June 6, 2008
Digest: (1) A part-time City Court judge may accept employment with the Conflict Office for the same county where the City Court in which he/she presides is located to handle custody and visitation matters in Family Court, but should disqualify him/herself if another attorney from the Conflict Office appears before him/her in City Court, and may not practice before a co-judge from the City Court who is appointed temporarily to preside in the Family Court. (2) A judge is disqualified, subject to remittal, from presiding when partners from his/her sibling’s law firm appear.
Rules: 22 NYCRR 100.3(A); 100.6(B)(2); 100.6(B)(4); 100.3(E)(1); Joint Opinion 07-114/07-120; Opinions 06-111; 06-98; 06-64; 90-143 (Vol. VI).

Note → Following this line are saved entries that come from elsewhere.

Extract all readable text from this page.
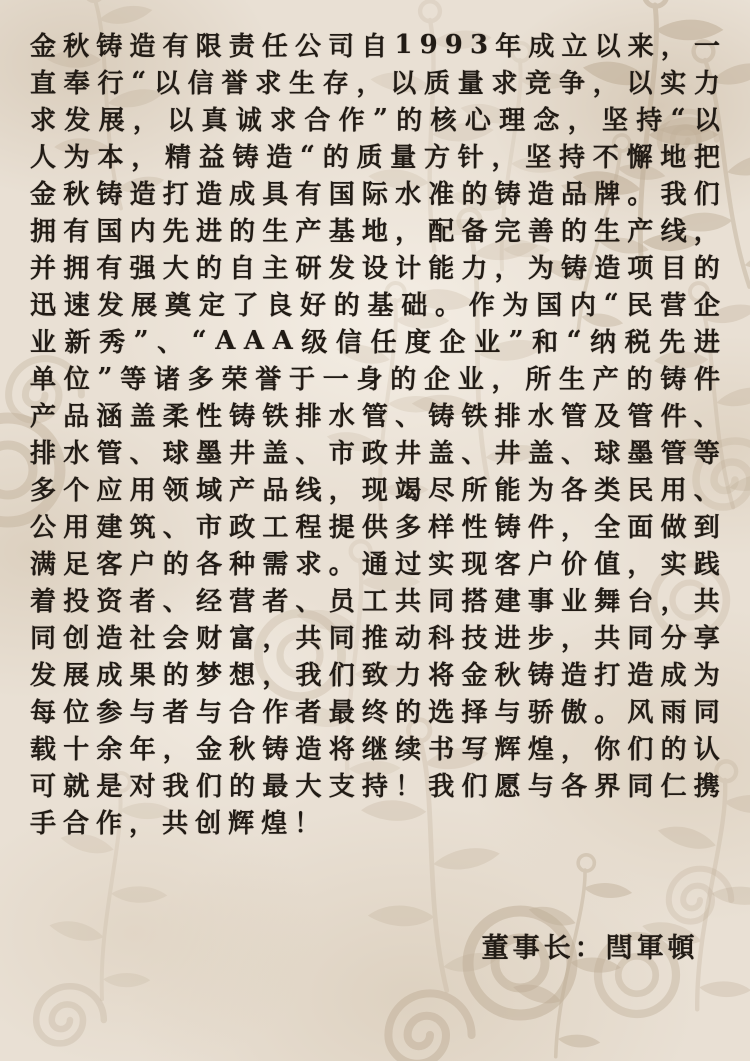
金 秋 铸 造 有 限 责 任 公 司 自 1 9 9 3 年 成 立 以 来 ， 一
直 奉 行 “ 以 信 誉 求 生 存 ， 以 质 量 求 竞 争 ， 以 实 力
求 发 展 ， 以 真 诚 求 合 作 ” 的 核 心 理 念 ， 坚 持 “ 以
人 为 本 ， 精 益 铸 造 “ 的 质 量 方 针 ， 坚 持 不 懈 地 把
金 秋 铸 造 打 造 成 具 有 国 际 水 准 的 铸 造 品 牌 。 我 们
拥 有 国 内 先 进 的 生 产 基 地 ， 配 备 完 善 的 生 产 线 ，
并 拥 有 强 大 的 自 主 研 发 设 计 能 力 ， 为 铸 造 项 目 的
迅 速 发 展 奠 定 了 良 好 的 基 础 。 作 为 国 内 “ 民 营 企
业 新 秀 ” 、 “ A A A 级 信 任 度 企 业 ” 和 “ 纳 税 先 进
单 位 ” 等 诸 多 荣 誉 于 一 身 的 企 业 ， 所 生 产 的 铸 件
产 品 涵 盖 柔 性 铸 铁 排 水 管 、 铸 铁 排 水 管 及 管 件 、
排 水 管 、 球 墨 井 盖 、 市 政 井 盖 、 井 盖 、 球 墨 管 等
多 个 应 用 领 域 产 品 线 ， 现 竭 尽 所 能 为 各 类 民 用 、
公 用 建 筑 、 市 政 工 程 提 供 多 样 性 铸 件 ， 全 面 做 到
满 足 客 户 的 各 种 需 求 。 通 过 实 现 客 户 价 值 ， 实 践
着 投 资 者 、 经 营 者 、 员 工 共 同 搭 建 事 业 舞 台 ， 共
同 创 造 社 会 财 富 ， 共 同 推 动 科 技 进 步 ， 共 同 分 享
发 展 成 果 的 梦 想 ， 我 们 致 力 将 金 秋 铸 造 打 造 成 为
每 位 参 与 者 与 合 作 者 最 终 的 选 择 与 骄 傲 。 风 雨 同
载 十 余 年 ， 金 秋 铸 造 将 继 续 书 写 辉 煌 ， 你 们 的 认
可 就 是 对 我 们 的 最 大 支 持 ！ 我 们 愿 与 各 界 同 仁 携
手 合 作 ， 共 创 辉 煌 ！

董事长：閆軍頓
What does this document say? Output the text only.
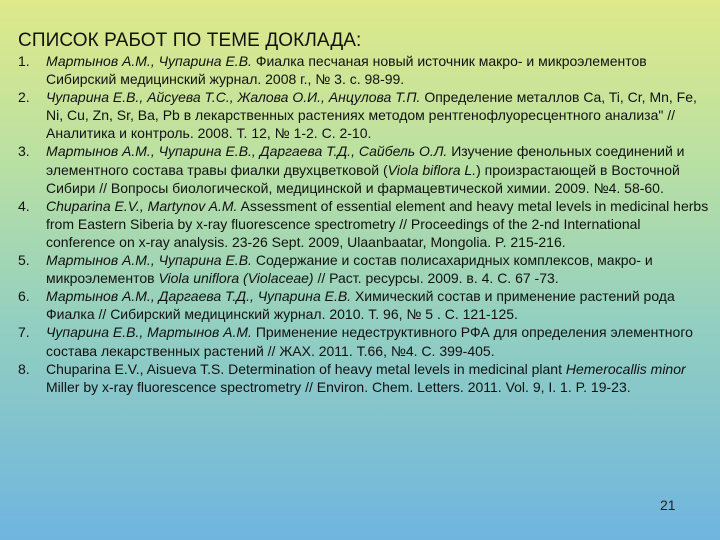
СПИСОК РАБОТ ПО ТЕМЕ ДОКЛАДА:
1. Мартынов А.М., Чупарина Е.В. Фиалка песчаная новый источник макро- и микроэлементов Сибирский медицинский журнал. 2008 г., № 3. с. 98-99.
2. Чупарина Е.В., Айсуева Т.С., Жалова О.И., Анцулова Т.П. Определение металлов Ca, Ti, Cr, Mn, Fe, Ni, Cu, Zn, Sr, Ba, Pb в лекарственных растениях методом рентгенофлуоресцентного анализа" // Аналитика и контроль. 2008. Т. 12, № 1-2. С. 2-10.
3. Мартынов А.М., Чупарина Е.В., Даргаева Т.Д., Сайбель О.Л. Изучение фенольных соединений и элементного состава травы фиалки двухцветковой (Viola biflora L.) произрастающей в Восточной Сибири // Вопросы биологической, медицинской и фармацевтической химии. 2009. №4. 58-60.
4. Chuparina E.V., Martynov A.M. Assessment of essential element and heavy metal levels in medicinal herbs from Eastern Siberia by x-ray fluorescence spectrometry // Proceedings of the 2-nd International conference on x-ray analysis. 23-26 Sept. 2009, Ulaanbaatar, Mongolia. P. 215-216.
5. Мартынов А.М., Чупарина Е.В. Содержание и состав полисахаридных комплексов, макро- и микроэлементов Viola uniflora (Violaceae) // Раст. ресурсы. 2009. в. 4. С. 67 -73.
6. Мартынов А.М., Даргаева Т.Д., Чупарина Е.В. Химический состав и применение растений рода Фиалка // Сибирский медицинский журнал. 2010. Т. 96, № 5 . С. 121-125.
7. Чупарина Е.В., Мартынов А.М. Применение недеструктивного РФА для определения элементного состава лекарственных растений // ЖАХ. 2011. Т.66, №4. С. 399-405.
8. Chuparina E.V., Aisueva T.S. Determination of heavy metal levels in medicinal plant Hemerocallis minor Miller by x-ray fluorescence spectrometry // Environ. Chem. Letters. 2011. Vol. 9, I. 1. P. 19-23.
21
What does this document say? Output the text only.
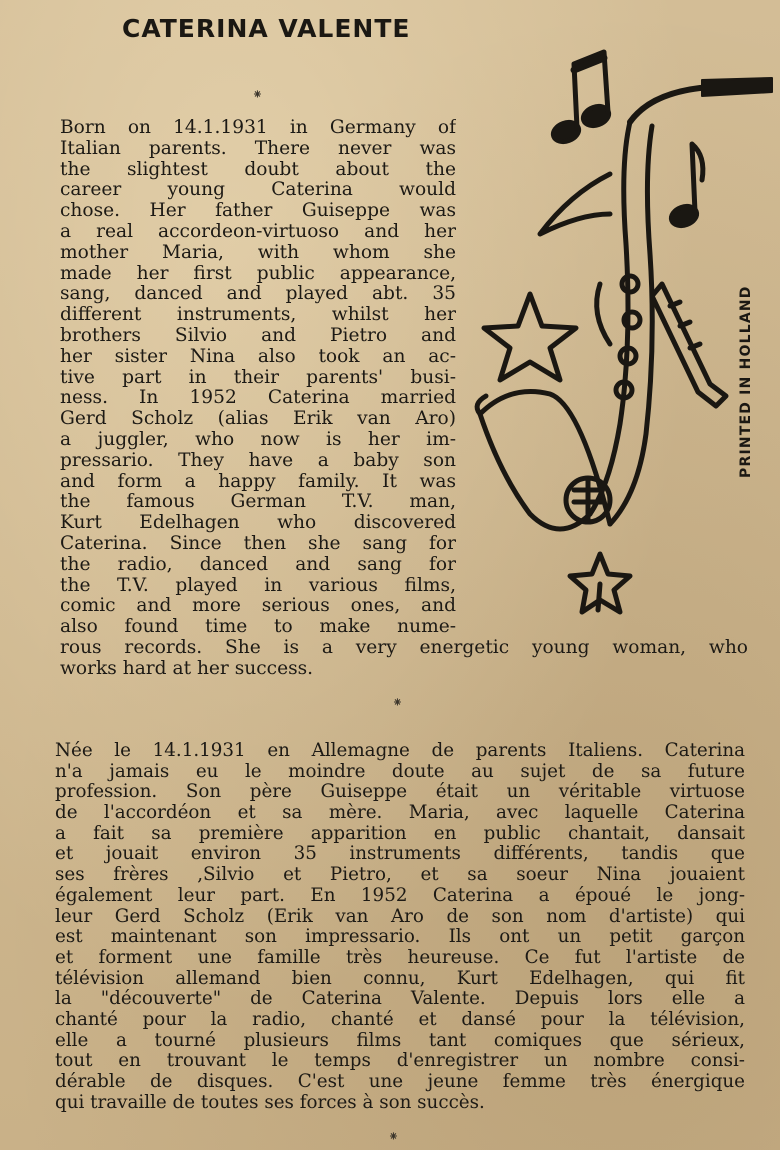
CATERINA VALENTE
⁕
Born on 14.1.1931 in Germany of
Italian parents. There never was
the slightest doubt about the
career young Caterina would
chose. Her father Guiseppe was
a real accordeon-virtuoso and her
mother Maria, with whom she
made her first public appearance,
sang, danced and played abt. 35
different instruments, whilst her
brothers Silvio and Pietro and
her sister Nina also took an ac-
tive part in their parents' busi-
ness. In 1952 Caterina married
Gerd Scholz (alias Erik van Aro)
a juggler, who now is her im-
pressario. They have a baby son
and form a happy family. It was
the famous German T.V. man,
Kurt Edelhagen who discovered
Caterina. Since then she sang for
the radio, danced and sang for
the T.V. played in various films,
comic and more serious ones, and
also found time to make nume-
rous records. She is a very energetic young woman, who
works hard at her success.
⁕
Née le 14.1.1931 en Allemagne de parents Italiens. Caterina
n'a jamais eu le moindre doute au sujet de sa future
profession. Son père Guiseppe était un véritable virtuose
de l'accordéon et sa mère. Maria, avec laquelle Caterina
a fait sa première apparition en public chantait, dansait
et jouait environ 35 instruments différents, tandis que
ses frères ,Silvio et Pietro, et sa soeur Nina jouaient
également leur part. En 1952 Caterina a époué le jong-
leur Gerd Scholz (Erik van Aro de son nom d'artiste) qui
est maintenant son impressario. Ils ont un petit garçon
et forment une famille très heureuse. Ce fut l'artiste de
télévision allemand bien connu, Kurt Edelhagen, qui fit
la "découverte" de Caterina Valente. Depuis lors elle a
chanté pour la radio, chanté et dansé pour la télévision,
elle a tourné plusieurs films tant comiques que sérieux,
tout en trouvant le temps d'enregistrer un nombre consi-
dérable de disques. C'est une jeune femme très énergique
qui travaille de toutes ses forces à son succès.
⁕
PRINTED IN HOLLAND
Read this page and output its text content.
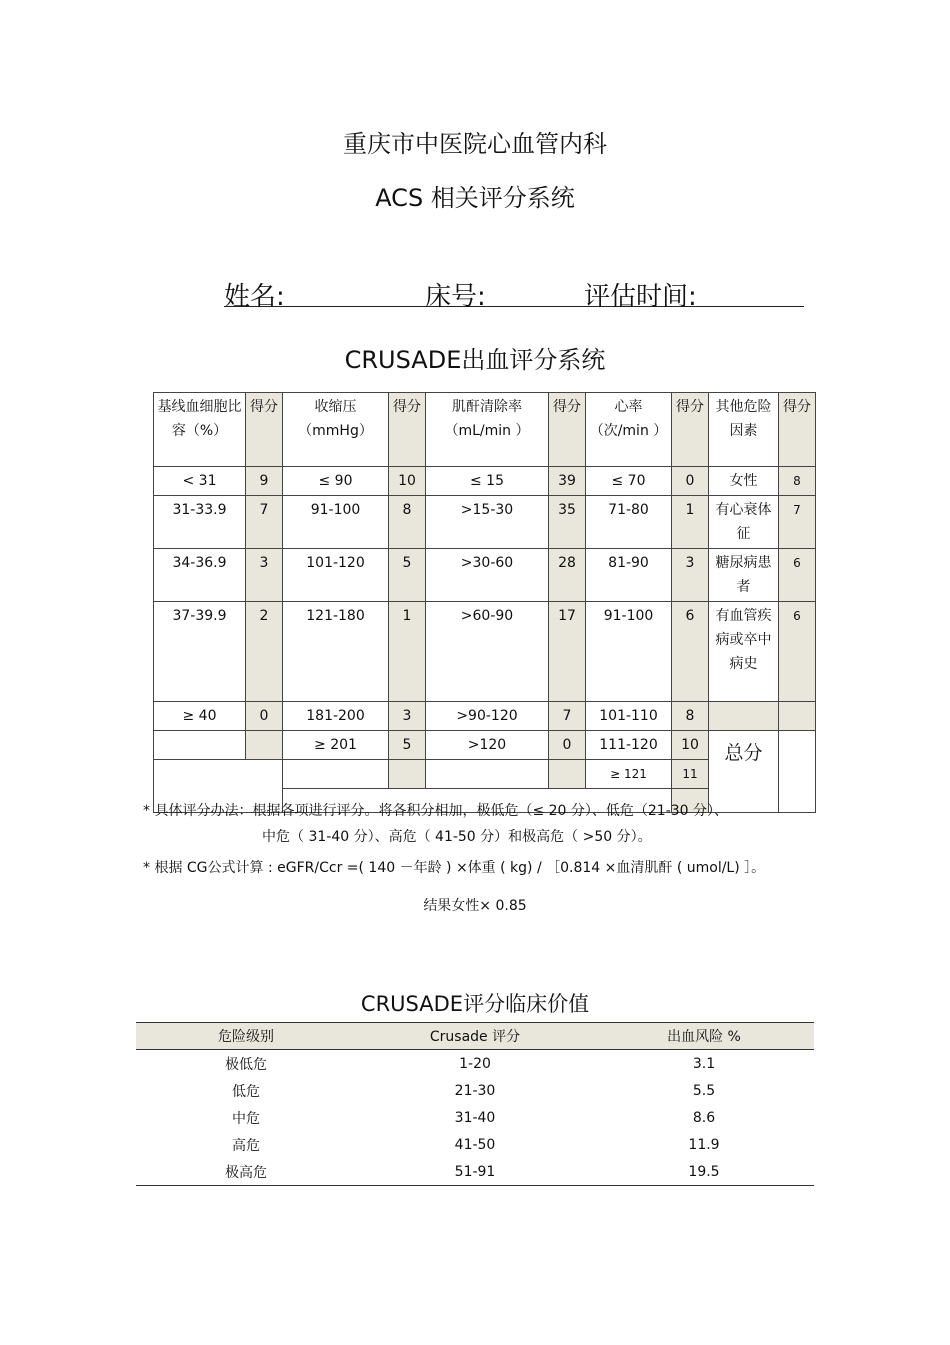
重庆市中医院心血管内科
ACS 相关评分系统
姓名:	床号:	评估时间:
CRUSADE出血评分系统
基线血细胞比容（%）	得分	收缩压（mmHg）	得分	肌酐清除率（mL/min ）	得分	心率（次/min ）	得分	其他危险因素	得分
< 31	9	≤ 90	10	≤ 15	39	≤ 70	0	女性	8
31-33.9	7	91-100	8	>15-30	35	71-80	1	有心衰体征	7
34-36.9	3	101-120	5	>30-60	28	81-90	3	糖尿病患者	6
37-39.9	2	121-180	1	>60-90	17	91-100	6	有血管疾病或卒中病史	6
≥ 40	0	181-200	3	>90-120	7	101-110	8		
		≥ 201	5	>120	0	111-120	10	总分	
						≥ 121	11		

* 具体评分办法：根据各项进行评分。将各积分相加，极低危（≤ 20 分）、低危（21-30 分）、
中危（ 31-40 分）、高危（ 41-50 分）和极高危（ >50 分）。
* 根据 CG公式计算 : eGFR/Ccr =( 140 －年龄 ) ×体重 ( kg) / ［0.814 ×血清肌酐 ( umol/L) ］。
结果女性× 0.85
CRUSADE评分临床价值
危险级别	Crusade 评分	出血风险 %
极低危	1-20	3.1
低危	21-30	5.5
中危	31-40	8.6
高危	41-50	11.9
极高危	51-91	19.5
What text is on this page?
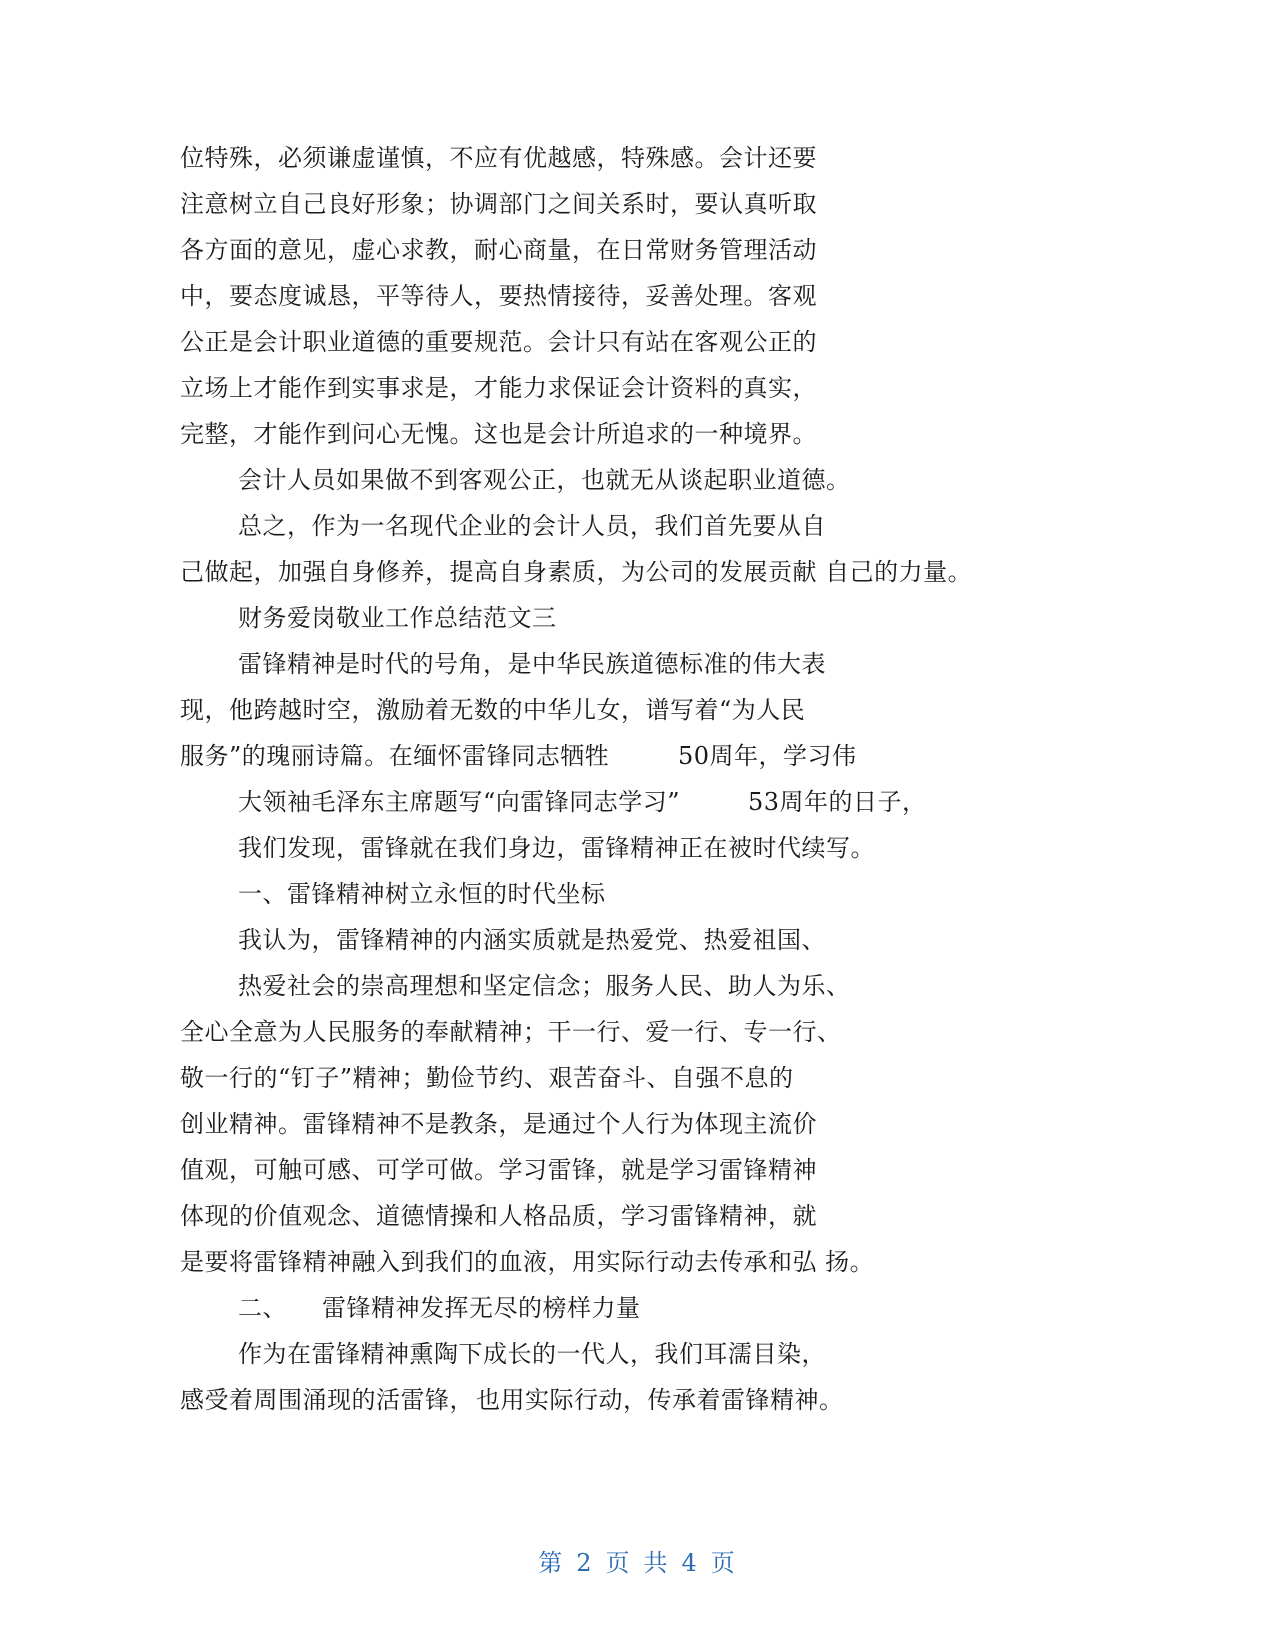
位特殊，必须谦虚谨慎，不应有优越感，特殊感。会计还要
注意树立自己良好形象；协调部门之间关系时，要认真听取
各方面的意见，虚心求教，耐心商量，在日常财务管理活动
中，要态度诚恳，平等待人，要热情接待，妥善处理。客观
公正是会计职业道德的重要规范。会计只有站在客观公正的
立场上才能作到实事求是，才能力求保证会计资料的真实，
完整，才能作到问心无愧。这也是会计所追求的一种境界。
会计人员如果做不到客观公正，也就无从谈起职业道德。
总之，作为一名现代企业的会计人员，我们首先要从自
己做起，加强自身修养，提高自身素质，为公司的发展贡献 自己的力量。
财务爱岗敬业工作总结范文三
雷锋精神是时代的号角，是中华民族道德标准的伟大表
现，他跨越时空，激励着无数的中华儿女，谱写着“为人民
服务”的瑰丽诗篇。在缅怀雷锋同志牺牲	50周年，学习伟
大领袖毛泽东主席题写“向雷锋同志学习”	53周年的日子，
我们发现，雷锋就在我们身边，雷锋精神正在被时代续写。
一、雷锋精神树立永恒的时代坐标
我认为，雷锋精神的内涵实质就是热爱党、热爱祖国、
热爱社会的崇高理想和坚定信念；服务人民、助人为乐、
全心全意为人民服务的奉献精神；干一行、爱一行、专一行、
敬一行的“钉子”精神；勤俭节约、艰苦奋斗、自强不息的
创业精神。雷锋精神不是教条，是通过个人行为体现主流价
值观，可触可感、可学可做。学习雷锋，就是学习雷锋精神
体现的价值观念、道德情操和人格品质，学习雷锋精神，就
是要将雷锋精神融入到我们的血液，用实际行动去传承和弘 扬。
二、 雷锋精神发挥无尽的榜样力量
作为在雷锋精神熏陶下成长的一代人，我们耳濡目染，
感受着周围涌现的活雷锋， 也用实际行动，传承着雷锋精神。
第 2 页 共 4 页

A part-time City Court judge asks if he/she may accept part-time employment as an attorney in the Conflict Office for the same county where the City Court in which he/she presides is located. The judge advises that he/she would work only in Family Court, and handle only custody and visitation matters. The judge further advises that as a City Court Judge he/she presides over “ . . . primarily all non-criminal matters (civil, small claims, summary proceedings, housing, traffic).”
The judicial duties of a judge take precedence over all the judge’s other activities (see 22 NYCRR 100.3[A]). Nevertheless, a part-time judge may “accept . . . public employment in a . . . state . . . department or agency, provided that such employment is not incompatible with judicial office and does not conflict or interfere with the proper performance of the judge’s duties.” 22 NYCRR 100.6(B)(4). In addition, a part-time judge who is a lawyer may practice law, though not in the court in which the judge presides, nor in any other court in the county in which the judge’s court is located, before a judge who also is permitted to practice law (see 22 NYCRR 100.6[B]). Nor may a part-time judge who is a lawyer act as such in a proceeding in which he/she has served as a judge or in any other proceeding related thereto (see id.).
In the Committee’s view, the inquirer’s proposed outside employment is appropriate under the above-cited Rules. As the inquirer will appear in Family Court, but presides in City Court, he/she will not appear in the court in which he/she presides (see 22 NYCRR 100.6[B]). Also, as he/she will represent parties involved in custody and visitation matters in Family Court, and primarily presides in non-criminal matters in City Court, it appears unlikely that his/her practice of law in Family Court will conflict or interfere with the proper performance of his/her judicial duties (see 22 NYCRR 100.6[B]; Opinion 06-98; 06-64; 90-143 [Vol. VI]). The inquirer should disqualify him/herself, however, should another attorney from the Conflict Office appear before him/her in City Court (see 22 NYCRR 100.3[E]; Opinion 90-143 [Vol. VI]).
Moreover, should any of the inquirer’s co-judges from City Court be temporarily assigned to Family Court, he/she may not appear before them as an attorney. A part-time judge is prohibited from practicing law in the court on which the judge serves (see Judiciary Law §16; 22 NYCRR 100.6[B]). In the Committee’s view, this rule is intended to preclude a judge who is permitted to practice law from doing so before his/her co-judges. The fact that the inquirer’s co-judge is appearing temporarily in a different court does not obviate the prohibition.
The judge also asks if he/she may preside in City Court when one of his/her sibling’s law partners appears on a case. The Committee has previously advised that a judge should disqualify him/herself from matters in which other lawyers from his/her sibling’s law firm appear as counsel (see Joint Opinion 07-114/07-120; Opinion 06-111). The disqualification is subject to remittal, unless a litigant is self-represented.